Faculty of Pharmacy, University of Coimbra, Coimbra, Portugal.
Mol Pharm. 2012 Dec 3;9(12):3515-25. doi: 10.1021/mp3003573. Epub 2012 Oct 30.
Paroxetine hydrochloride (HCl) is an antidepressant drug, reported to exist in the anhydrous form (form II) and as a stable hemihydrate (form I). In this study, we investigate the hydration behavior of paroxetine HCl form II with a view to understanding both the nature of the interaction with water and the interchange between forms II and I as a function of both temperature and water content. In particular, we present new evidence for both the structure and the interconversion process to be more complex than previously recognized. A combination of characterization techniques was used, including thermal (differential scanning calorimetry (DSC) and thermogravimetric analysis (TGA)), spectroscopic (attenuated total reflectance Fourier transform infrared spectroscopy (ATR-FTIR)), dynamic vapor sorption (DVS) and X-ray powder diffraction (XRPD) with variable humidity, along with computational molecular modeling of the crystal structures. The total amount of water present in form II was surprisingly high (3.8% w/w, 0.8 mol of water/mol of drug), with conversion to the hemihydrate noted on heating in hermetically sealed DSC pans. XRPD, supported by ATR-FTIR and DVS, indicated changes in the unit cell dimensions as a function of water content, with clear evidence for reversible expansion and contraction as a function of relative humidity (RH). Based on these data, we suggest that paroxetine HCl form II is not an anhydrate but rather a nonstoichiometric hydrate. However, no continuous channels are present and, according to molecular modeling simulation, the water is moderately strongly bonded to the crystal, which is in itself an uncommon feature when referring to nonstoichiometric hydrates. Overall, therefore, we suggest that the anhydrous form of paroxetine HCl is not only a nonstoichiometric hydrate but also one that shows highly unusual characteristics in terms of gradual unit cell expansion and contraction despite the absence of continuous channels. These structural features in turn influence the tendency of this drug to convert to the more stable hemihydrate. The study has implications for the recognition and understanding of the behavior of pharmaceutical nonstoichiometric hydrates.

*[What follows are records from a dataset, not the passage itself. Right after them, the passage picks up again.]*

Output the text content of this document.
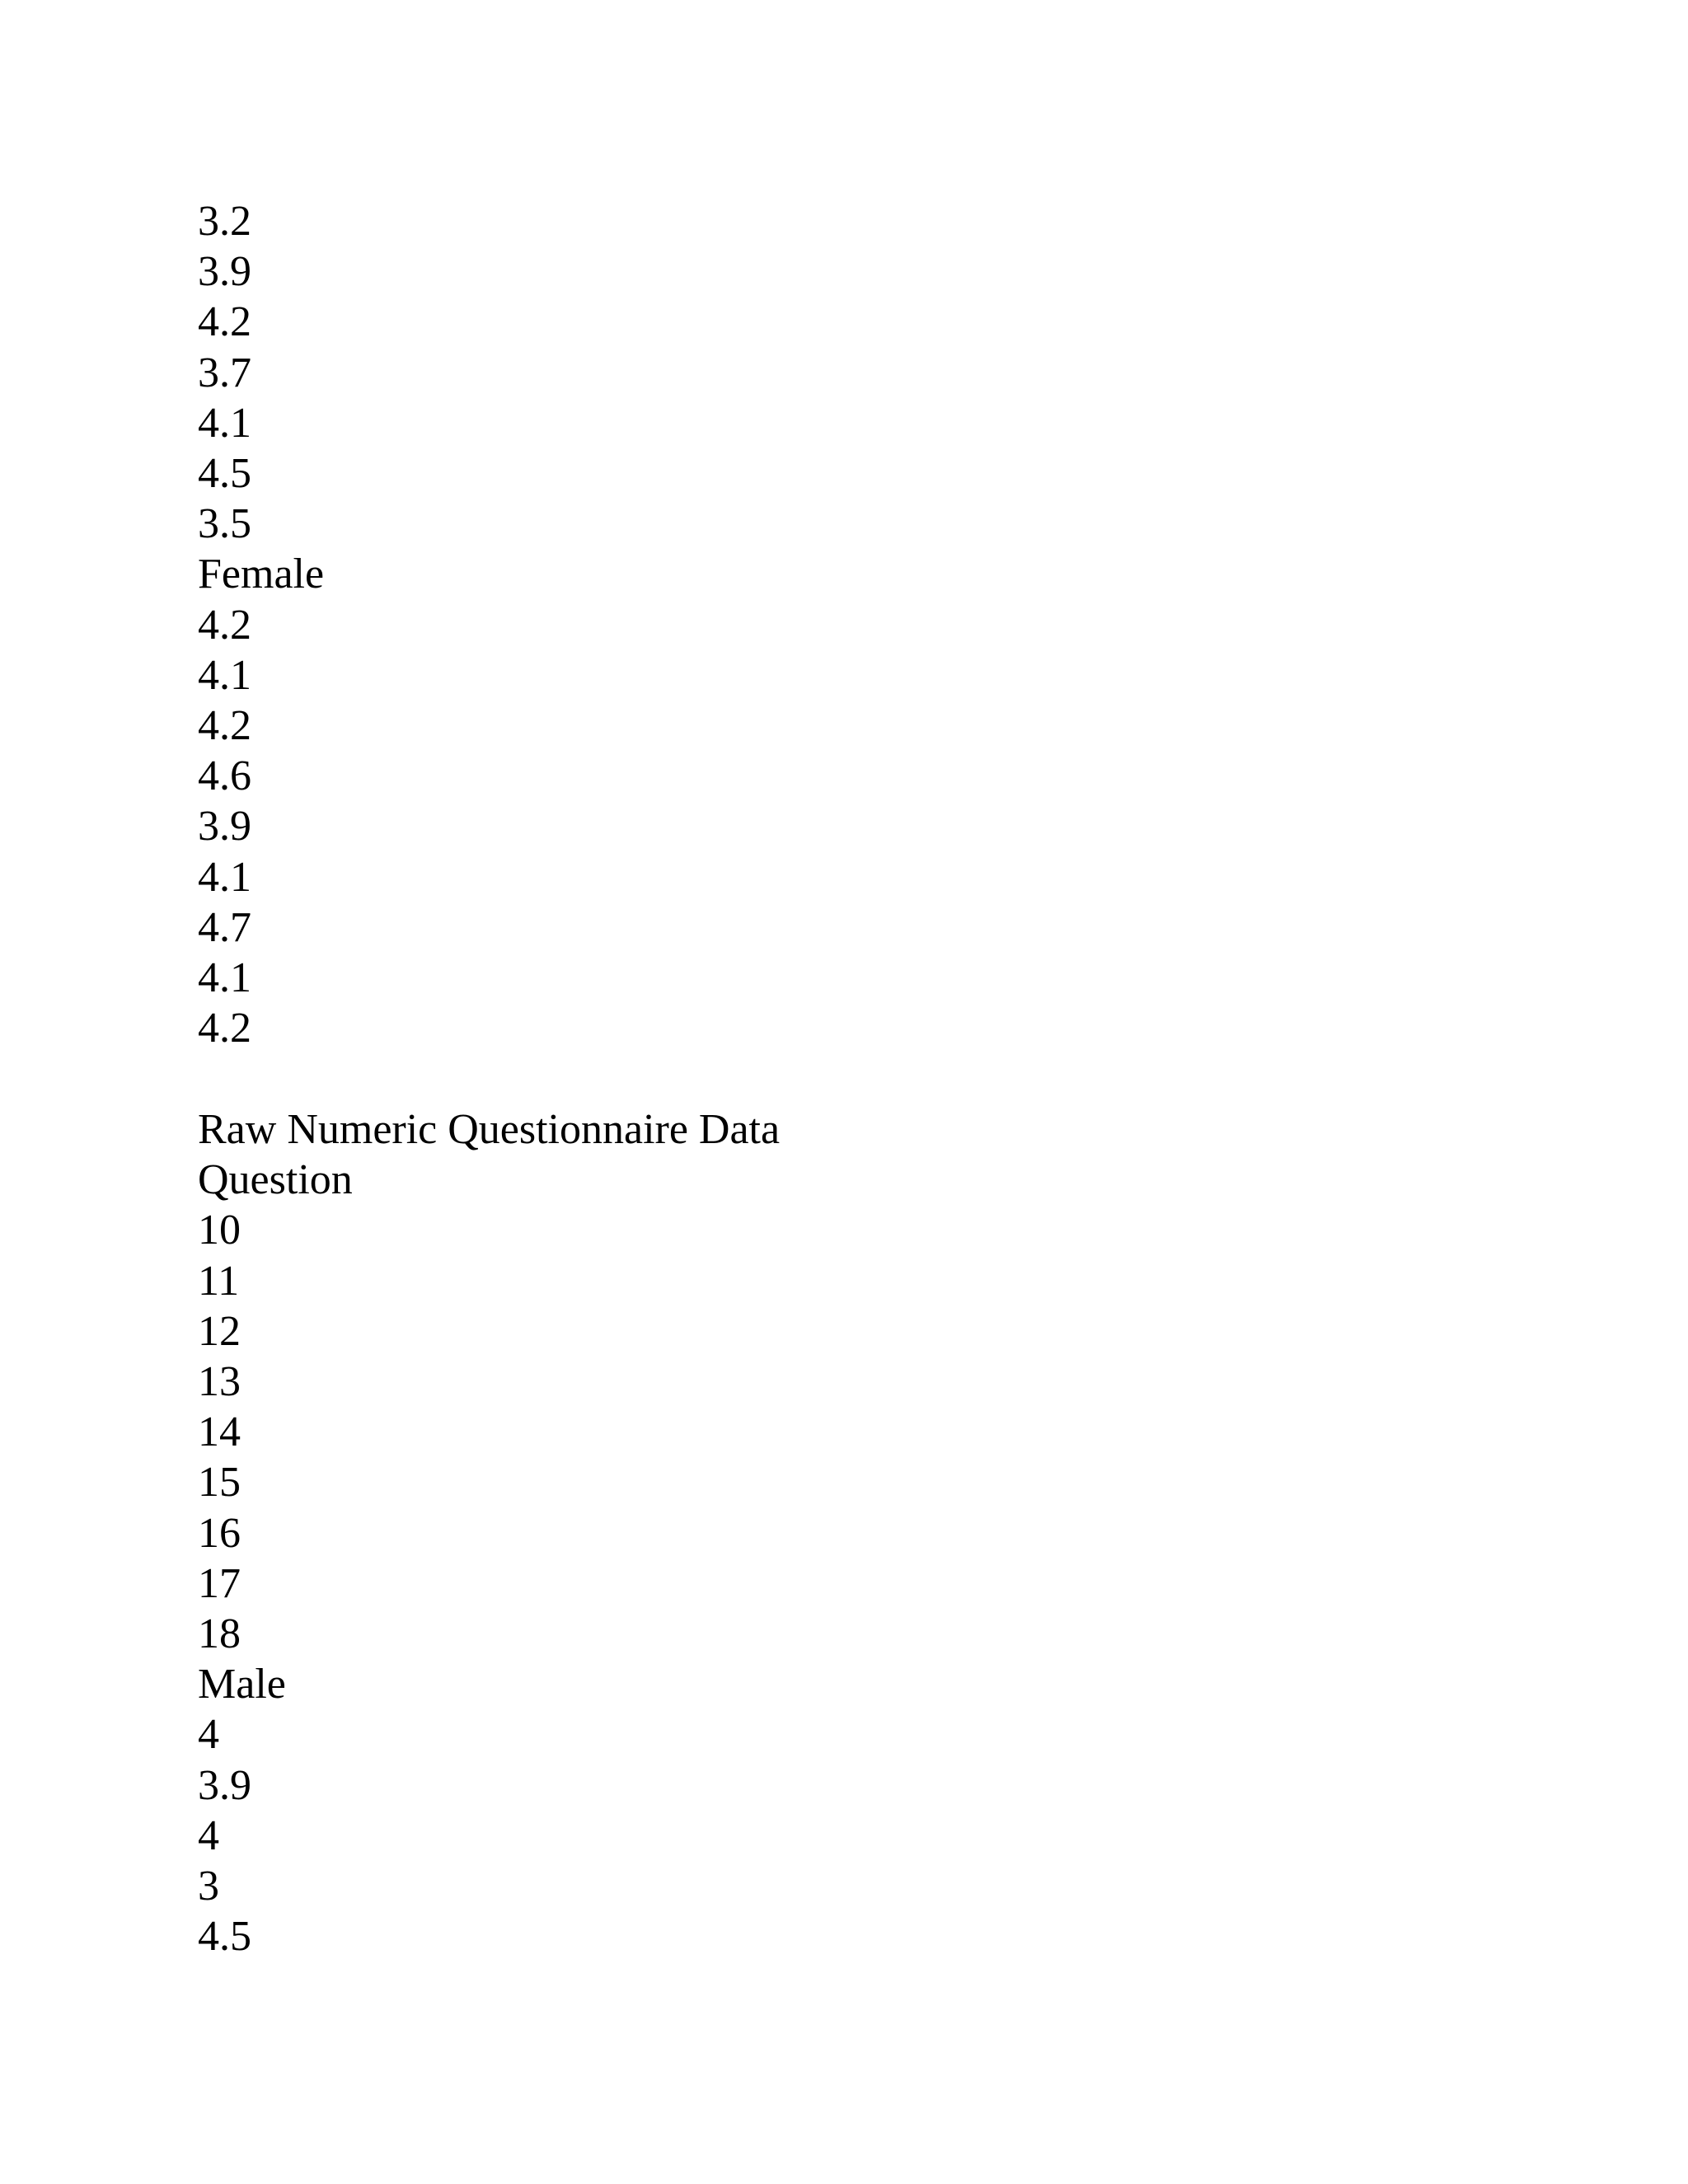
3.2
3.9
4.2
3.7
4.1
4.5
3.5
Female
4.2
4.1
4.2
4.6
3.9
4.1
4.7
4.1
4.2
Raw Numeric Questionnaire Data
Question
10
11
12
13
14
15
16
17
18
Male
4
3.9
4
3
4.5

盐酸帕罗西汀是一种抗抑郁药,据报道它以无水形式(形式 II)和稳定的半水合物(形式 I)存在。在这项研究中,我们研究了盐酸帕罗西汀形式 II 的水合行为,旨在了解与水的相互作用的性质以及形式 II 和 I 之间的相互转换,这是温度和含水量的函数。特别是,我们提出了新的证据,证明其结构和互变异构过程比以前认识的更为复杂。我们使用了多种表征技术,包括热(差示扫描量热法(DSC)和热重分析(TGA))、光谱(衰减全反射傅里叶变换红外光谱(ATR-FTIR))、动态蒸汽吸附(DVS)和 X 射线粉末衍射(XRPD)与可变湿度,以及晶体结构的计算分子建模。令人惊讶的是,形式 II 中存在的总水量非常高(3.8%w/w,即 0.8 摩尔水/摩尔药物),在密封的 DSC 锅中加热时会转化为半水合物。XRPD 结合 ATR-FTIR 和 DVS 表明,随着含水量的变化,晶胞尺寸发生变化,有明确的证据表明相对湿度(RH)的可逆膨胀和收缩。根据这些数据,我们认为盐酸帕罗西汀形式 II 不是无水物,而是一种非化学计量的水合物。然而,没有连续的通道,并且根据分子建模模拟,水与晶体中度强结合,这在非化学计量水合物中是不常见的特征。因此,总体而言,我们认为盐酸帕罗西汀的无水形式不仅是非化学计量的水合物,而且在没有连续通道的情况下,其晶胞逐渐膨胀和收缩的特性也非常不寻常。这些结构特征反过来又影响了该药物转化为更稳定的半水合物的趋势。该研究对识别和理解药物非化学计量水合物的行为具有重要意义。